Da Bankitalia, dunque, non può che venire un plauso per un provvedimento che ha permesso di risolvere in modo tempestivo la crisi. L’azione è stata la più rapida possibile, sempre tenendo a mente che il nuovo contesto europeo preclude di usare strade più veloci che potevano essere utilizzate in passato per gestire le crisi e che sono tuttora largamente usate negli Sati Uniti.

Non è un caso che Panetta abbia citato l’azione della Federal Deposit Insurance Corporation, che ha gestito 500 fallimenti bancari tra il 2008 e il 2013 attraverso lo strumento della cessione di attività e passività (e ancora oggi ha in gestione 290 banche) mentre solo nel 5 per cento dei casi si è proceduto alla liquidazione delle banche con rimborso dei depositi.
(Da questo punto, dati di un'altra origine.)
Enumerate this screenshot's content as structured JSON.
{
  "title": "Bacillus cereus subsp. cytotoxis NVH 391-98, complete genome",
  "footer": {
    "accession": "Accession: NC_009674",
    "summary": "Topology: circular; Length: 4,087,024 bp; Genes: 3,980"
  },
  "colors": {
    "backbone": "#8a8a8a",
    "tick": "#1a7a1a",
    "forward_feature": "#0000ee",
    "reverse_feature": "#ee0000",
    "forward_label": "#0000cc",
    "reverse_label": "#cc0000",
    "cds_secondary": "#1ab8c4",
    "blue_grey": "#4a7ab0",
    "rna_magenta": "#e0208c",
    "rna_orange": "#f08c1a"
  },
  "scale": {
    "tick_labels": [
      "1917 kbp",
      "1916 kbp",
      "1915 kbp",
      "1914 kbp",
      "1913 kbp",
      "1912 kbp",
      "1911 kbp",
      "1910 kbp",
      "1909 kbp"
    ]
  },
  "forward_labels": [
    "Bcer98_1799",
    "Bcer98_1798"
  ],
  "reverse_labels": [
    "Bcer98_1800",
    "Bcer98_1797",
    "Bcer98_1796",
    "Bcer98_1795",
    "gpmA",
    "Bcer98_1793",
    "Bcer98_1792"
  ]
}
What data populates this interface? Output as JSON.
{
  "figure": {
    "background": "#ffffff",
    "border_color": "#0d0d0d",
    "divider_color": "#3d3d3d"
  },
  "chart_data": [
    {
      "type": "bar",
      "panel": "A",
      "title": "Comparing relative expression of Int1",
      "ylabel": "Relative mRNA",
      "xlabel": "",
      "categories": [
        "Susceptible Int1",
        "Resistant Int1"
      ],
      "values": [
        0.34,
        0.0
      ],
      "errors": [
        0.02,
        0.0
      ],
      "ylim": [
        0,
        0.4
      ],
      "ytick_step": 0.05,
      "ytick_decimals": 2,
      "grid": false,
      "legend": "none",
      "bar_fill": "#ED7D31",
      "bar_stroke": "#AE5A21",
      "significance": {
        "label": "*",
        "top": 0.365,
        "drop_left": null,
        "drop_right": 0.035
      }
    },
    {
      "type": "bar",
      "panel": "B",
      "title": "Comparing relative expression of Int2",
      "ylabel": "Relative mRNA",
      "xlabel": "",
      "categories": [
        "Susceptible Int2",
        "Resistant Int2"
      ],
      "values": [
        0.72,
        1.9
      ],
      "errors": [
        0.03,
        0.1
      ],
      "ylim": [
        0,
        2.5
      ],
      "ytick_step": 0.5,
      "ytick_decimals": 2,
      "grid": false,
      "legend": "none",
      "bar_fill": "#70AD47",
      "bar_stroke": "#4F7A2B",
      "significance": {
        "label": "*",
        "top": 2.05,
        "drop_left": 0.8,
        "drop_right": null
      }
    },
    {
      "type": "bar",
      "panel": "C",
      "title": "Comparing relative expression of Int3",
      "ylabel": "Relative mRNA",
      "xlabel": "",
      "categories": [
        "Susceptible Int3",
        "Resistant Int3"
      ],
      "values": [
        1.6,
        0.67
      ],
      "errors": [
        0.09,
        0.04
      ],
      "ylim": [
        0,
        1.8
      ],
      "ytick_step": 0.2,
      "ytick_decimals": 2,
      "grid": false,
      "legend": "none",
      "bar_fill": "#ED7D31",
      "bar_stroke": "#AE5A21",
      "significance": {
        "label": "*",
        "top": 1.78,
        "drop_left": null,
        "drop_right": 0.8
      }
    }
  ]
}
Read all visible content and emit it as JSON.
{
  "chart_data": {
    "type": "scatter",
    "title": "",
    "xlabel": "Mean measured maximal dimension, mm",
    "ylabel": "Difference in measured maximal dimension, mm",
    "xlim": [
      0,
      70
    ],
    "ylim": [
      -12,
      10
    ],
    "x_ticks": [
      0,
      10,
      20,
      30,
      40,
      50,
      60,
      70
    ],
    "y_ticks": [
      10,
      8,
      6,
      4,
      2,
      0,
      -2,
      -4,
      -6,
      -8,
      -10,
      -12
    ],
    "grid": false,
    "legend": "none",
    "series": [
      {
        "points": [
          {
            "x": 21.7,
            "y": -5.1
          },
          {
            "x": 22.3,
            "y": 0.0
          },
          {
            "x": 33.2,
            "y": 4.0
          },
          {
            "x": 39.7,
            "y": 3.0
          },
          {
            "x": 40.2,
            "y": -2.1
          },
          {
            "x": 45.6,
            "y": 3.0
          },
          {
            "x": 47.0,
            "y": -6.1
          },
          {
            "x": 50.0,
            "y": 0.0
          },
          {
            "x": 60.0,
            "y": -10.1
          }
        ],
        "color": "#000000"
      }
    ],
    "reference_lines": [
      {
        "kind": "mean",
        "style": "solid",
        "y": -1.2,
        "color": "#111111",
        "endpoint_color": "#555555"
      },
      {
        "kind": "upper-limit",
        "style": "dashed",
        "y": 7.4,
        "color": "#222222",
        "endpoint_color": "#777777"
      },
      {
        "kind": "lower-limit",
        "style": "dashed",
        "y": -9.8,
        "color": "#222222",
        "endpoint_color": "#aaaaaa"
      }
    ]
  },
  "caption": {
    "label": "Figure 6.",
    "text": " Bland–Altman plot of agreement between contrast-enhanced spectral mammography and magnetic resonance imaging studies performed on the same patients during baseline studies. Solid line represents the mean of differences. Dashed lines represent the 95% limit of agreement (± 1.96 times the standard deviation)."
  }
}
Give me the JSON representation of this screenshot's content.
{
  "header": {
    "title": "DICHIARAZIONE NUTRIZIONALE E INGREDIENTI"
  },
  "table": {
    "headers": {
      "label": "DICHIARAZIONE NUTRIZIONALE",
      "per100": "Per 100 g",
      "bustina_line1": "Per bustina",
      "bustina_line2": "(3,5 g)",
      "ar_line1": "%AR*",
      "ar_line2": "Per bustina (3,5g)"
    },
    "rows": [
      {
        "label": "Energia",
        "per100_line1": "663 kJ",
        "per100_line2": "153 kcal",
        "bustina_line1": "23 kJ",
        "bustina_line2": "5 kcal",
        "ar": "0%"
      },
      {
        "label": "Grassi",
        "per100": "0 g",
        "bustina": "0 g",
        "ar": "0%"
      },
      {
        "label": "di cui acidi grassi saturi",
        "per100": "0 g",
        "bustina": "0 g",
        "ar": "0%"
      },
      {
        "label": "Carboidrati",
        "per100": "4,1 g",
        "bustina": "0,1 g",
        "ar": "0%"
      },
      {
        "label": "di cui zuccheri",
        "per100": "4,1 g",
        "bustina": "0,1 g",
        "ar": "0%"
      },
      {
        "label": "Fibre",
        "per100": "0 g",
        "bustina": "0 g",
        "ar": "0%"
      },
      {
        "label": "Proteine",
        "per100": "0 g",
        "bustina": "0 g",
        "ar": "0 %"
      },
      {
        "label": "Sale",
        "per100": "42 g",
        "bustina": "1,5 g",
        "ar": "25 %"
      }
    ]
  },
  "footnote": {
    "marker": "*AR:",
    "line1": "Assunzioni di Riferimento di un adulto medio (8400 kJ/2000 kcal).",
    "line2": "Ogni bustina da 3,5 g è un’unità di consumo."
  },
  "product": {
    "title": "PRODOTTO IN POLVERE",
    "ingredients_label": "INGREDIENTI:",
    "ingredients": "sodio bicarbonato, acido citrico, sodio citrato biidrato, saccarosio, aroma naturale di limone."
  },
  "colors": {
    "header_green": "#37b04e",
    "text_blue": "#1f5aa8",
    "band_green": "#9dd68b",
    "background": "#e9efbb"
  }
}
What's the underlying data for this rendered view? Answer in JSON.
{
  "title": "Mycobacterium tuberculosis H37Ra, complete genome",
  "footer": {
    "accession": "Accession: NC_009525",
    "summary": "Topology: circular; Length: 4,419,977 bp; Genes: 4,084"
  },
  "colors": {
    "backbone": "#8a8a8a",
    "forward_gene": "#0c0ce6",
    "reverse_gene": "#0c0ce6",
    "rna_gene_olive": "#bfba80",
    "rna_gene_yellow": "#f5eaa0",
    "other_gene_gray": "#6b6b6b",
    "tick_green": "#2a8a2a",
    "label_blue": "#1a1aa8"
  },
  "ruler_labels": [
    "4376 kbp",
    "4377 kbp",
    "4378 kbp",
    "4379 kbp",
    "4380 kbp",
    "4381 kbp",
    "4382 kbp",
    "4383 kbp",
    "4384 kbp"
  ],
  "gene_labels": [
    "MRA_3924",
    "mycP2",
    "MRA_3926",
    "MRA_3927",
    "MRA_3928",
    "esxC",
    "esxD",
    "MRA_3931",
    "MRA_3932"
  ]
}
Negli States, insomma, si usa l’intervento pubblico non per regalare soldi ma per guadagnare tempo e non far precipitare il valore degli asset bancari. In questa logica la nuova regolamentazione europea sul bail-in finisce per sembrare, più che una scelta attentamente meditata «una reazione rabbiosa dopo la crisi finanziaria globale» nella quale altri paesi - non il nostro - avevano sborsato risorse pari a parecchi punti di Pil per salvare le banche. Una reazione che ha finito con il rendere assai complessa la gestione delle crisi delle aziende di credito, pur partendo partendo dall'idea giusta che i loro costi non debbano essere accollati al contribuente.